In my continuing quest to remain a dispassionate observer of Sarah Palin (even if it means I am forever to be misidentified as a “hater” by her base) I’m happy to acknowledge the former Governor’s extremely well-played strikeback at a reporter who clearly was so eager to attack her that he left himself wide open for her riposte. She quite deftly scored a “very palpable hit.”
“So Palin was right once again, and once again a reporter winds up with egg on face from starting out with an assumption that Palin couldn’t possibly know what she’s talking about.”
Note this story, as well:
Stressing the risks of Fed “pump priming,” Mrs. Palin zeroed in on the connection between a “weak dollar—a direct result of the Fed’s decision to dump more dollars onto the market”—and rising oil and food prices. She also noted the rising world alarm about the Fed’s actions, which by now includes blunt comments by Germany, Brazil, China and most of Asia, among many others.
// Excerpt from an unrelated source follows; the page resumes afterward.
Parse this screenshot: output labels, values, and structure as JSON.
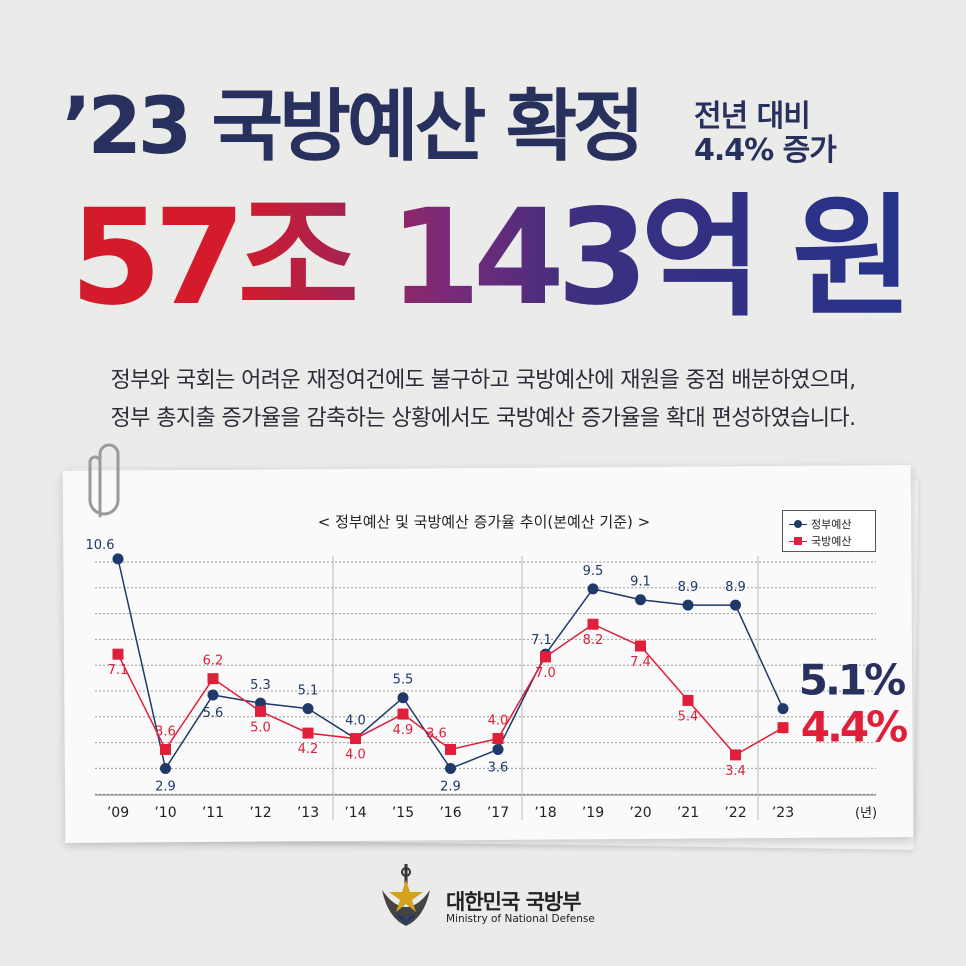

“We don’t want temporary, artificial economic growth brought at the expense of permanently higher inflation which will erode the value of our incomes and our savings,” the former GOP Vice Presidential nominee said. “We want a stable dollar combined with real economic reform. It’s the only way we can get our economy back on the right track.”
Mrs. Palin’s remarks may have the beneficial effect of bringing the dollar back to the center of the American political debate, not to mention of the GOP economic platform. Republican economic reformers of the 1970s and 1980s—especially Ronald Reagan and Jack Kemp—understood the importance of stable money to U.S. prosperity.
Talk more about policy and less about the personal. Good move.
But I’m still not going to allow anyone to tell me what to think, or how to write, about Palin. Or anyone else.